TL;DR: How are you supposed to profile enclave code? Existing profilers don't work even in debug mode.
We would like to use hardware performance counters (with Linux perf) to optimise the performance of an application running inside an enclave. Unfortunately, even in debug mode we cannot get precise measurements of the hotspots inside the enclave: perf attributes the counters to the __morestack() function, called when entering the enclave, instead of the function executing inside the enclave.
Is there a way, using the Intel SGX SDK, to circumvent this problem? We tried to use Intel Vtune but got the same problem.
Another problem we faced is that some performance counters are unreliable inside the enclave. We designed a micro-benchmark where 2 threads are accessing their own cache line.
The L2 cache miss ratio drops from 0.0779 without SGX to 0.0014 with SGX, which doesn't make sense: it should be at least equal to the one without SGX as using SGX does not reduce the cache usage.
The CPI increases from 1.3 to 11.4. Even if it seems high this number makes sense as the sgx-based program is slower than the non-sgx one (partly due to TLB flushes which I don't think are taken into account by the counter of retired instructions).
Our CPU is an Intel Xeon CPU E3-1280 v5 @ 3.70GHz, running the Linux kernel v3.19 (Ubuntu 14.04), with the Intel SDK v1.5.
As you can imagine, lack of performance counter information in debug mode makes it extremely difficult to optimise enclave code.
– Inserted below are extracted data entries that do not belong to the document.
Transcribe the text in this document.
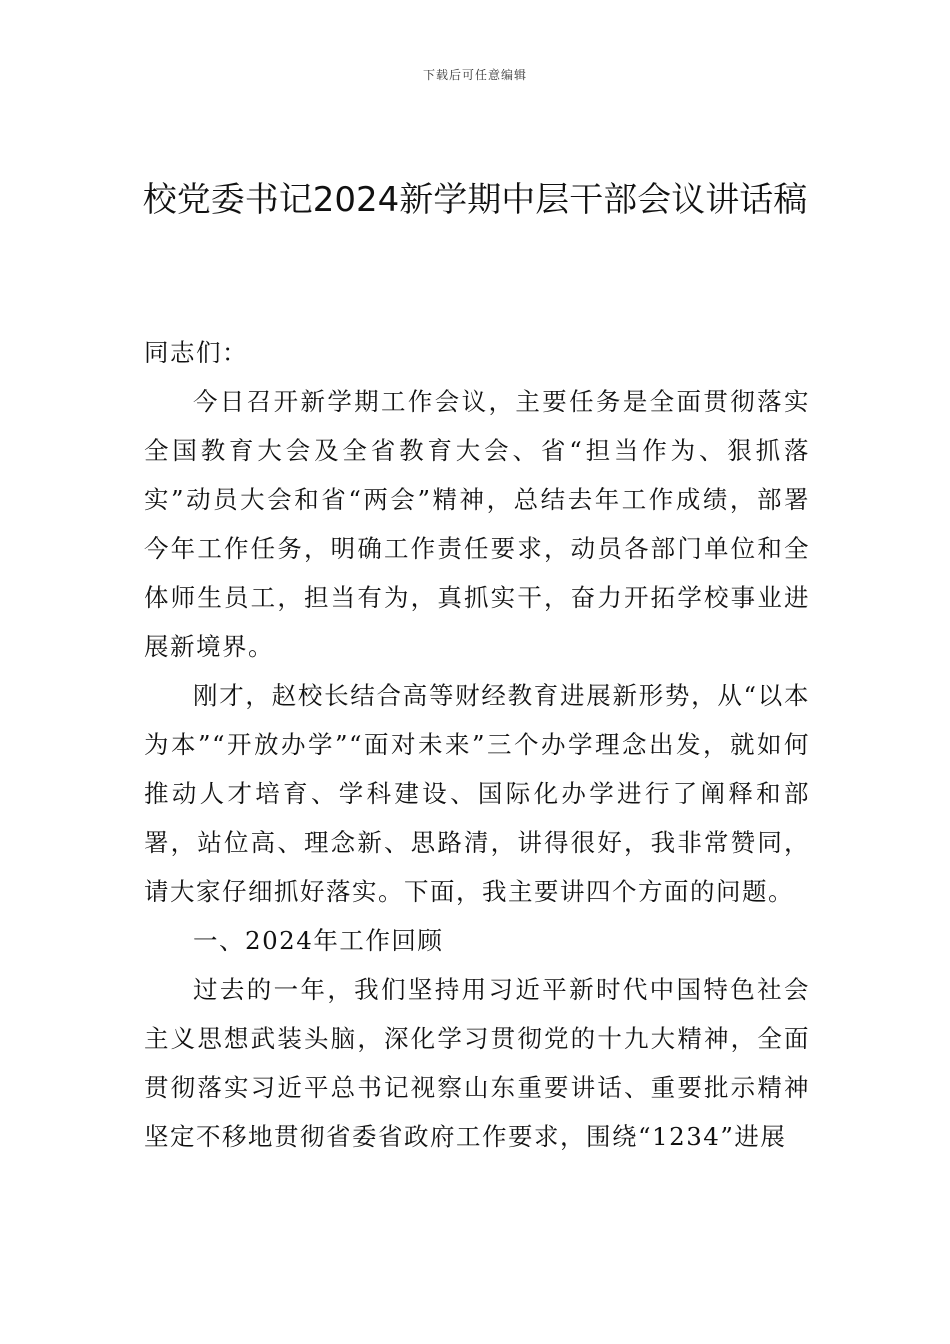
下载后可任意编辑
校党委书记2024新学期中层干部会议讲话稿

同志们：

今日召开新学期工作会议，主要任务是全面贯彻落实全国教育大会及全省教育大会、省“担当作为、狠抓落实”动员大会和省“两会”精神，总结去年工作成绩，部署今年工作任务，明确工作责任要求，动员各部门单位和全体师生员工，担当有为，真抓实干，奋力开拓学校事业进展新境界。

刚才，赵校长结合高等财经教育进展新形势，从“以本为本”“开放办学”“面对未来”三个办学理念出发，就如何推动人才培育、学科建设、国际化办学进行了阐释和部署，站位高、理念新、思路清，讲得很好，我非常赞同，请大家仔细抓好落实。下面，我主要讲四个方面的问题。

一、2024年工作回顾

过去的一年，我们坚持用习近平新时代中国特色社会主义思想武装头脑，深化学习贯彻党的十九大精神，全面贯彻落实习近平总书记视察山东重要讲话、重要批示精神坚定不移地贯彻省委省政府工作要求，围绕“1234”进展
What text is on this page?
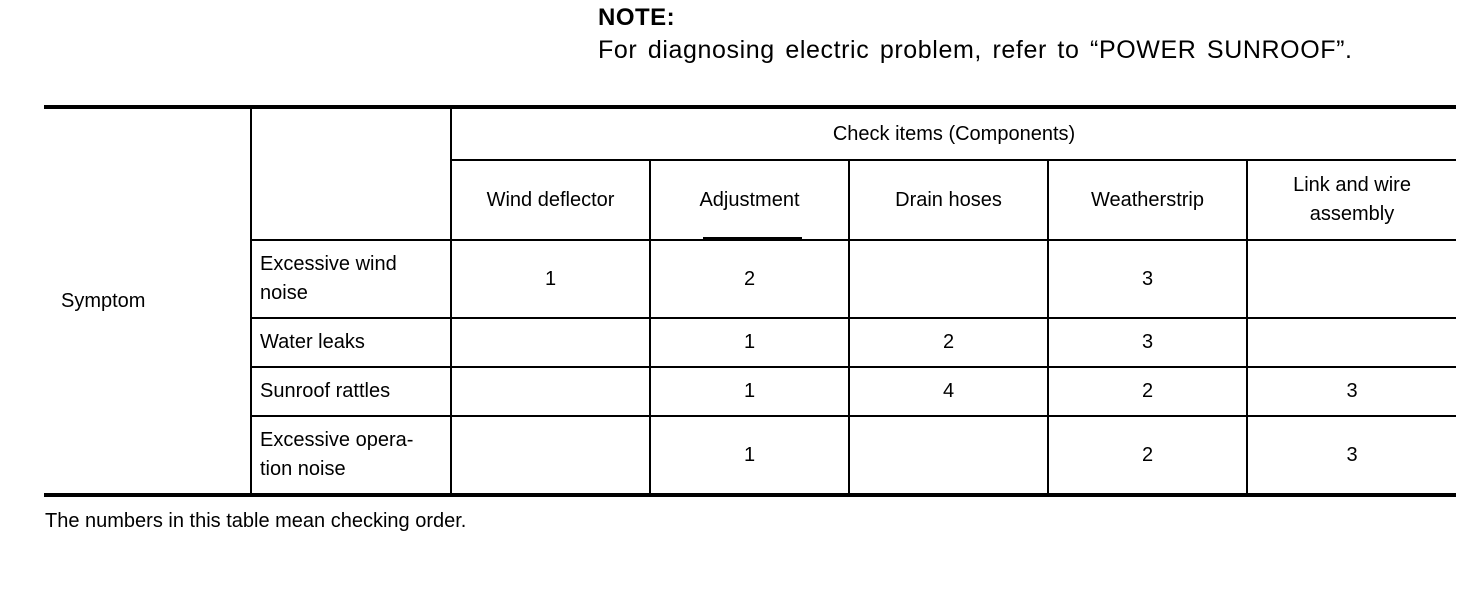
NOTE:
For diagnosing electric problem, refer to “POWER SUNROOF”.
Symptom		Check items (Components)				
		Wind deflector	Adjustment	Drain hoses	Weatherstrip	Link and wire
assembly
	Excessive wind
noise	1	2		3	
	Water leaks		1	2	3	
	Sunroof rattles		1	4	2	3
	Excessive opera-
tion noise		1		2	3
The numbers in this table mean checking order.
Is this just an issue with perf's sgx support or is there a more fundamental limitation (e.g. sampling the perf counter requires an interrupt which results in an async exit, skewing the results?)
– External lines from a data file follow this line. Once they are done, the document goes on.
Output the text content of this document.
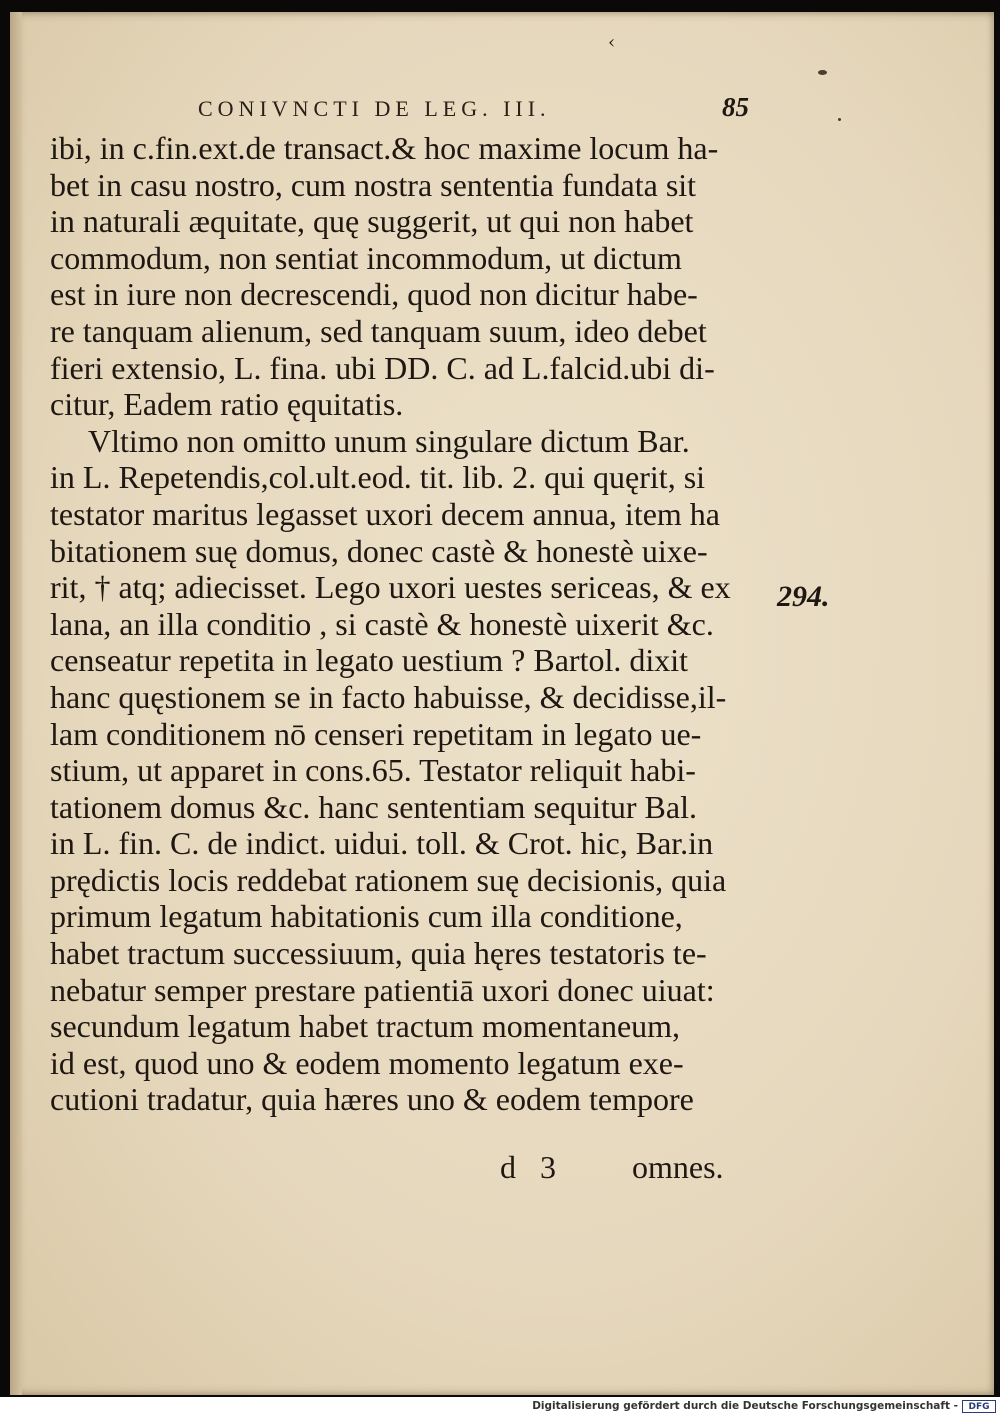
‹
CONIVNCTI DE LEG. III.	85
ibi, in c.fin.ext.de transact.& hoc maxime locum ha-
bet in casu nostro, cum nostra sententia fundata sit
in naturali æquitate, quę suggerit, ut qui non habet
commodum, non sentiat incommodum, ut dictum
est in iure non decrescendi, quod non dicitur habe-
re tanquam alienum, sed tanquam suum, ideo debet
fieri extensio, L. fina. ubi DD. C. ad L.falcid.ubi di-
citur, Eadem ratio ęquitatis.
Vltimo non omitto unum singulare dictum Bar.
in L. Repetendis,col.ult.eod. tit. lib. 2. qui quęrit, si
testator maritus legasset uxori decem annua, item ha
bitationem suę domus, donec castè & honestè uixe-
rit, † atq; adiecisset. Lego uxori uestes sericeas, & ex
lana, an illa conditio , si castè & honestè uixerit &c.
censeatur repetita in legato uestium ? Bartol. dixit
hanc quęstionem se in facto habuisse, & decidisse,il-
lam conditionem nō censeri repetitam in legato ue-
stium, ut apparet in cons.65. Testator reliquit habi-
tationem domus &c. hanc sententiam sequitur Bal.
in L. fin. C. de indict. uidui. toll. & Crot. hic, Bar.in
prędictis locis reddebat rationem suę decisionis, quia
primum legatum habitationis cum illa conditione,
habet tractum successiuum, quia hęres testatoris te-
nebatur semper prestare patientiā uxori donec uiuat:
secundum legatum habet tractum momentaneum,
id est, quod uno & eodem momento legatum exe-
cutioni tradatur, quia hæres uno & eodem tempore
294.
d   3 omnes.
Digitalisierung gefördert durch die Deutsche Forschungsgemeinschaft -	DFG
In addition to creating the enclave in debug mode when calling sgx_create_enclave, you also need to modify each TCS to update the DBGOPTIN bit.
Here's a previous discussion that talks about some of the process:
and line 192-ish of https://github.com/01org/linux-sgx/blob/85947caa128f9f5c731cb25c3cdc4a4d5f95d6e7/psw/urts/urts_com.h has some of the details.
If you are profiling using VTune then the run-time enables this functionality. You should be able to modify the code if you want it to always allow profiling.
BTW, did you try version 1.6 of the Linux SDK or only 1.5?